Kommentar zu Strafen für Raser

Rücksichtsloses Rasen auf unseren Straßen ist kein Kavaliersdelikt. Das hat der Gesetzgeber ja zuletzt deutlich gemacht.  Von Peter Schulte-Holtey 

Im Herbst machte der Bundesrat den Weg für schärfere Strafen im Kampf gegen illegale Autorennen frei; wird dabei jemand schwer verletzt oder getötet, drohen den Verursachern jetzt bis zu zehn Jahre Haft. Vielen Politikern ist offenbar klar geworden: Alles andere als eine Gefängnisstrafe für Menschen, die durch ihr rücksichtsloses Verhalten das Leben anderer aufs Spiel setzen, ist mit dem Gerechtigkeitsempfinden vieler Bundesbürger nicht zu vereinbaren.

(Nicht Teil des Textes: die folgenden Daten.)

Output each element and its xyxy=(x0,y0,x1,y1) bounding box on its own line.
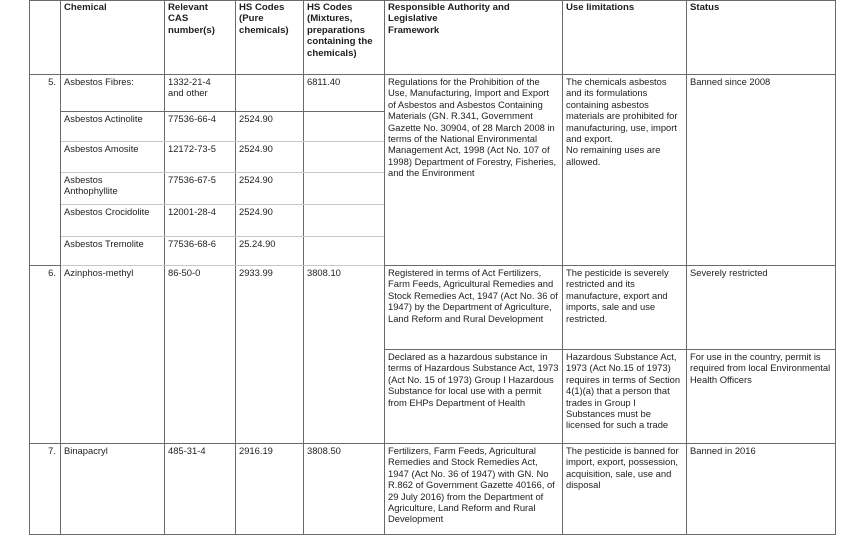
hs-mix-header: HS Codes (Mixtures, preparations containing the chemicals) xyxy=(304,1,385,75)
cas-header: Relevant CAS number(s) xyxy=(165,1,236,75)
entry-number: 7. xyxy=(30,444,61,535)
chemical-name: Azinphos-methyl xyxy=(61,266,165,444)
hs-code-mixture xyxy=(304,173,385,205)
chemical-header: Chemical xyxy=(61,1,165,75)
chemical-name: Asbestos Actinolite xyxy=(61,112,165,142)
chemical-regulation-table xyxy=(29,0,836,535)
status-text: Severely restricted xyxy=(687,266,836,350)
status-text: Banned in 2016 xyxy=(687,444,836,535)
use-limitations-text: The pesticide is banned for import, export, possession, acquisition, sale, use and disposal xyxy=(563,444,687,535)
hs-code-pure: 25.24.90 xyxy=(236,237,304,266)
cas-number: 77536-67-5 xyxy=(165,173,236,205)
cas-number: 1332-21-4 and other xyxy=(165,75,236,112)
cas-number: 77536-66-4 xyxy=(165,112,236,142)
cas-number: 12172-73-5 xyxy=(165,142,236,173)
cas-number: 86-50-0 xyxy=(165,266,236,444)
hs-code-pure: 2524.90 xyxy=(236,173,304,205)
hs-code-pure xyxy=(236,75,304,112)
hs-code-pure: 2933.99 xyxy=(236,266,304,444)
authority-text: Declared as a hazardous substance in terms of Hazardous Substance Act, 1973 (Act No. 15 of 1973) Group I Hazardous Substance for local use with a permit from EHPs Department of Health xyxy=(385,350,563,444)
hs-code-pure: 2524.90 xyxy=(236,112,304,142)
status-header: Status xyxy=(687,1,836,75)
hs-code-mixture xyxy=(304,237,385,266)
status-text: Banned since 2008 xyxy=(687,75,836,266)
hs-code-pure: 2916.19 xyxy=(236,444,304,535)
chemical-name: Asbestos Anthophyllite xyxy=(61,173,165,205)
cas-number: 12001-28-4 xyxy=(165,205,236,237)
cas-number: 77536-68-6 xyxy=(165,237,236,266)
entry-number: 6. xyxy=(30,266,61,444)
use-header: Use limitations xyxy=(563,1,687,75)
number-header xyxy=(30,1,61,75)
authority-header: Responsible Authority and Legislative Framework xyxy=(385,1,563,75)
chemical-name: Asbestos Fibres: xyxy=(61,75,165,112)
hs-code-mixture xyxy=(304,142,385,173)
hs-pure-header: HS Codes (Pure chemicals) xyxy=(236,1,304,75)
table-row xyxy=(30,444,836,535)
hs-code-mixture xyxy=(304,112,385,142)
entry-number: 5. xyxy=(30,75,61,266)
hs-code-pure: 2524.90 xyxy=(236,142,304,173)
authority-text: Fertilizers, Farm Feeds, Agricultural Remedies and Stock Remedies Act, 1947 (Act No. 36 of 1947) with GN. No R.862 of Government Gazette 40166, of 29 July 2016) from the Department of Agriculture, Land Reform and Rural Development xyxy=(385,444,563,535)
table-row xyxy=(30,266,836,350)
chemical-name: Binapacryl xyxy=(61,444,165,535)
chemical-name: Asbestos Crocidolite xyxy=(61,205,165,237)
cas-number: 485-31-4 xyxy=(165,444,236,535)
use-limitations-text: The pesticide is severely restricted and its manufacture, export and imports, sale and use restricted. xyxy=(563,266,687,350)
table-row xyxy=(30,75,836,112)
hs-code-mixture xyxy=(304,205,385,237)
hs-code-pure: 2524.90 xyxy=(236,205,304,237)
hs-code-mixture: 3808.10 xyxy=(304,266,385,444)
chemical-name: Asbestos Amosite xyxy=(61,142,165,173)
chemical-name: Asbestos Tremolite xyxy=(61,237,165,266)
authority-text: Registered in terms of Act Fertilizers, Farm Feeds, Agricultural Remedies and Stock Remedies Act, 1947 (Act No. 36 of 1947) by the Department of Agriculture, Land Reform and Rural Development xyxy=(385,266,563,350)
hs-code-mixture: 6811.40 xyxy=(304,75,385,112)
hs-code-mixture: 3808.50 xyxy=(304,444,385,535)
use-limitations-text: The chemicals asbestos and its formulations containing asbestos materials are prohibited for manufacturing, use, import and export. No remaining uses are allowed. xyxy=(563,75,687,266)
header-row xyxy=(30,1,836,75)
authority-text: Regulations for the Prohibition of the Use, Manufacturing, Import and Export of Asbestos and Asbestos Containing Materials (GN. R.341, Government Gazette No. 30904, of 28 March 2008 in terms of the National Environmental Management Act, 1998 (Act No. 107 of 1998) Department of Forestry, Fisheries, and the Environment xyxy=(385,75,563,266)
status-text: For use in the country, permit is required from local Environmental Health Officers xyxy=(687,350,836,444)
use-limitations-text: Hazardous Substance Act, 1973 (Act No.15 of 1973) requires in terms of Section 4(1)(a) that a person that trades in Group I Substances must be licensed for such a trade xyxy=(563,350,687,444)
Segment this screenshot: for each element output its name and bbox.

Die Frage ist nun, ob Extrem-Raser nicht grundsätzlich noch härter bestraft werden sollten. Es sollte doch klar sein: Wer offenen Auges Leib und Leben seiner Mitmenschen riskiert, hat am Steuer nichts verloren. Wer zum Beispiel mit 160 Kilometern pro Stunde durch Baustellen rast, der hat mehr verdient als eine Geldbuße und ein paar Monate Fahrverbot!

Hintergrund: Polizei bekämpft Autobahnraser mit Spezialautos

Zumindest braucht es eine weitaus höhere Präsenz der Polizei, mehr Tempolimits und eine größere Zahl moderner elektronischer Verkehrsüberwachungsanlagen an unfallträchtigen Straßenabschnitten. Denn die schärfsten Gesetze nützen nichts, wenn niemand mit der notwendigen Energie überwacht, ob sie auch eingehalten werden.

Dabei sollten sich auch Hessens Polizisten nicht nur auf die Autobahnen im Land konzentrieren. Die Verkehrsunfallstatistiken zeigen ja regelmäßig, dass Raser, gerade auf Landstraßen die Hauptursache für Unfälle mit Toten und Schwerverletzten sind.